Born in 1956, Ronan Bennett is a Belfast writer of great gifts. His last novel, The Catastrophist, was a tense parable of conscience set in the Belgian Congo at the time of independence in 1960. Havoc, his fourth book, unfolds in 1630s England in the years prior to the Civil War. While Graham Greene is clearly an influence (notably his portrayal of Catholic martyrdom in 1930s Mexico in The Power and the Glory), Bennett is his own man. No one today writes with such sombre clarity of divided loyalties and shifting political allegiances.
A small town in northern England is menaced by Irish vagrants and other imagined ‘Romish’ undesirables. In a panic, the town fortifies itself with harsh Puritan laws and sets out to torture and execute presumed subversives. The age of Catholic saints and miracles is over; a dour new religiosity reigns. John Brigge, a local coroner of apparently unbending rectitude, is a secret papist, and the town’s Taliban-like elders mean to bring him down. While his wife Elizabeth is about to give birth, Brigge has a guilty secret which he tries to hide from the world and himself. He has had sexual relations with a serving girl, and the discovery of his adultery will prove to be his undoing.

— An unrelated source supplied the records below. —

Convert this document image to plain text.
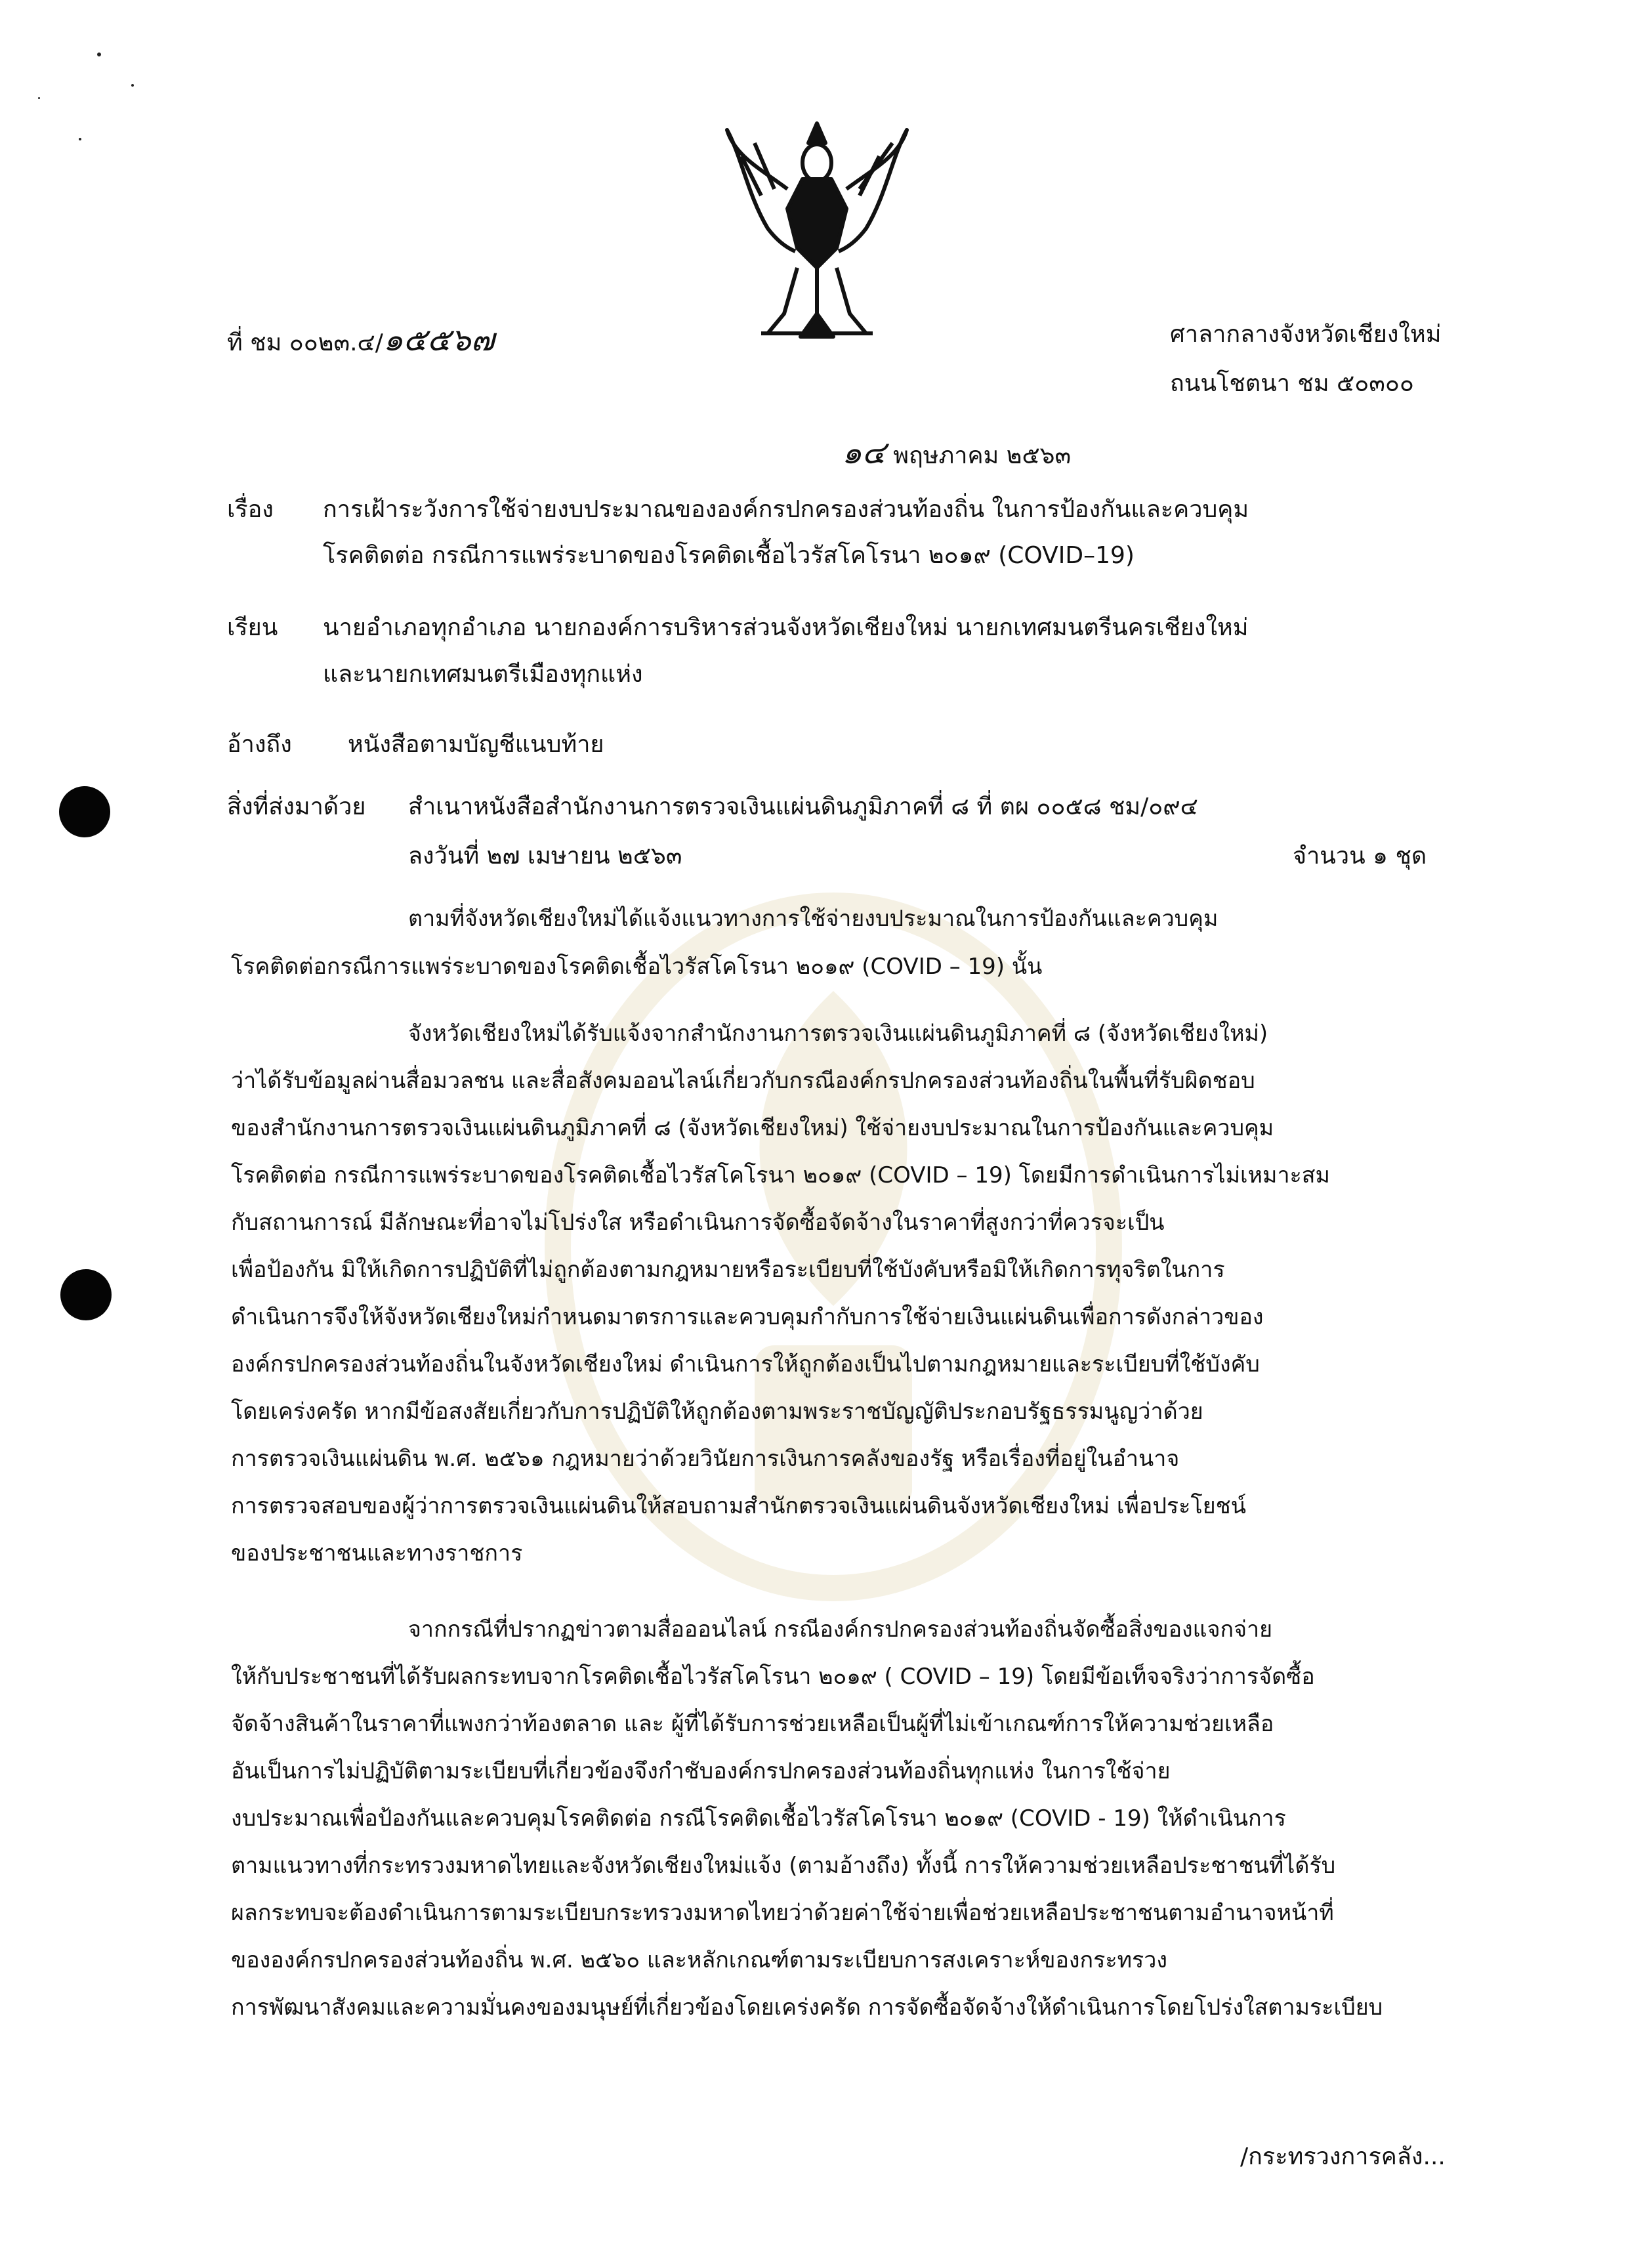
ที่ ชม ๐๐๒๓.๔/๑๕๕๖๗	ศาลากลางจังหวัดเชียงใหม่
ถนนโชตนา ชม ๕๐๓๐๐
๑๔ พฤษภาคม ๒๕๖๓
เรื่อง การเฝ้าระวังการใช้จ่ายงบประมาณขององค์กรปกครองส่วนท้องถิ่น ในการป้องกันและควบคุม
โรคติดต่อ กรณีการแพร่ระบาดของโรคติดเชื้อไวรัสโคโรนา ๒๐๑๙ (COVID–19)
เรียน นายอำเภอทุกอำเภอ นายกองค์การบริหารส่วนจังหวัดเชียงใหม่ นายกเทศมนตรีนครเชียงใหม่
และนายกเทศมนตรีเมืองทุกแห่ง
อ้างถึง หนังสือตามบัญชีแนบท้าย
สิ่งที่ส่งมาด้วย สำเนาหนังสือสำนักงานการตรวจเงินแผ่นดินภูมิภาคที่ ๘ ที่ ตผ ๐๐๕๘ ชม/๐๙๔
ลงวันที่ ๒๗ เมษายน ๒๕๖๓	จำนวน ๑ ชุด
ตามที่จังหวัดเชียงใหม่ได้แจ้งแนวทางการใช้จ่ายงบประมาณในการป้องกันและควบคุม
โรคติดต่อกรณีการแพร่ระบาดของโรคติดเชื้อไวรัสโคโรนา ๒๐๑๙ (COVID – 19) นั้น
จังหวัดเชียงใหม่ได้รับแจ้งจากสำนักงานการตรวจเงินแผ่นดินภูมิภาคที่ ๘ (จังหวัดเชียงใหม่)
ว่าได้รับข้อมูลผ่านสื่อมวลชน และสื่อสังคมออนไลน์เกี่ยวกับกรณีองค์กรปกครองส่วนท้องถิ่นในพื้นที่รับผิดชอบ
ของสำนักงานการตรวจเงินแผ่นดินภูมิภาคที่ ๘ (จังหวัดเชียงใหม่) ใช้จ่ายงบประมาณในการป้องกันและควบคุม
โรคติดต่อ กรณีการแพร่ระบาดของโรคติดเชื้อไวรัสโคโรนา ๒๐๑๙ (COVID – 19) โดยมีการดำเนินการไม่เหมาะสม
กับสถานการณ์ มีลักษณะที่อาจไม่โปร่งใส หรือดำเนินการจัดซื้อจัดจ้างในราคาที่สูงกว่าที่ควรจะเป็น
เพื่อป้องกัน มิให้เกิดการปฏิบัติที่ไม่ถูกต้องตามกฎหมายหรือระเบียบที่ใช้บังคับหรือมิให้เกิดการทุจริตในการ
ดำเนินการจึงให้จังหวัดเชียงใหม่กำหนดมาตรการและควบคุมกำกับการใช้จ่ายเงินแผ่นดินเพื่อการดังกล่าวของ
องค์กรปกครองส่วนท้องถิ่นในจังหวัดเชียงใหม่ ดำเนินการให้ถูกต้องเป็นไปตามกฎหมายและระเบียบที่ใช้บังคับ
โดยเคร่งครัด หากมีข้อสงสัยเกี่ยวกับการปฏิบัติให้ถูกต้องตามพระราชบัญญัติประกอบรัฐธรรมนูญว่าด้วย
การตรวจเงินแผ่นดิน พ.ศ. ๒๕๖๑ กฎหมายว่าด้วยวินัยการเงินการคลังของรัฐ หรือเรื่องที่อยู่ในอำนาจ
การตรวจสอบของผู้ว่าการตรวจเงินแผ่นดินให้สอบถามสำนักตรวจเงินแผ่นดินจังหวัดเชียงใหม่ เพื่อประโยชน์
ของประชาชนและทางราชการ
จากกรณีที่ปรากฏข่าวตามสื่อออนไลน์ กรณีองค์กรปกครองส่วนท้องถิ่นจัดซื้อสิ่งของแจกจ่าย
ให้กับประชาชนที่ได้รับผลกระทบจากโรคติดเชื้อไวรัสโคโรนา ๒๐๑๙ ( COVID – 19) โดยมีข้อเท็จจริงว่าการจัดซื้อ
จัดจ้างสินค้าในราคาที่แพงกว่าท้องตลาด และ ผู้ที่ได้รับการช่วยเหลือเป็นผู้ที่ไม่เข้าเกณฑ์การให้ความช่วยเหลือ
อันเป็นการไม่ปฏิบัติตามระเบียบที่เกี่ยวข้องจึงกำชับองค์กรปกครองส่วนท้องถิ่นทุกแห่ง ในการใช้จ่าย
งบประมาณเพื่อป้องกันและควบคุมโรคติดต่อ กรณีโรคติดเชื้อไวรัสโคโรนา ๒๐๑๙ (COVID - 19) ให้ดำเนินการ
ตามแนวทางที่กระทรวงมหาดไทยและจังหวัดเชียงใหม่แจ้ง (ตามอ้างถึง) ทั้งนี้ การให้ความช่วยเหลือประชาชนที่ได้รับ
ผลกระทบจะต้องดำเนินการตามระเบียบกระทรวงมหาดไทยว่าด้วยค่าใช้จ่ายเพื่อช่วยเหลือประชาชนตามอำนาจหน้าที่
ขององค์กรปกครองส่วนท้องถิ่น พ.ศ. ๒๕๖๐ และหลักเกณฑ์ตามระเบียบการสงเคราะห์ของกระทรวง
การพัฒนาสังคมและความมั่นคงของมนุษย์ที่เกี่ยวข้องโดยเคร่งครัด การจัดซื้อจัดจ้างให้ดำเนินการโดยโปร่งใสตามระเบียบ
/กระทรวงการคลัง...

The morning Elizabeth goes into labour, Brigge is summoned to investigate an infanticide. An Irishwoman has allegedly smothered her baby at birth and now risks her neck on the gallows. To the coroner’s providential mind, the coincidence of his wife’s impending delivery and the baby’s murder is significant. Causeless events do not really exist in his Catholic universe, and he fears a calamitous outcome to the day. Brigge is not convinced of the woman’s guilt and suspects a conspiracy to have her unlawfully killed.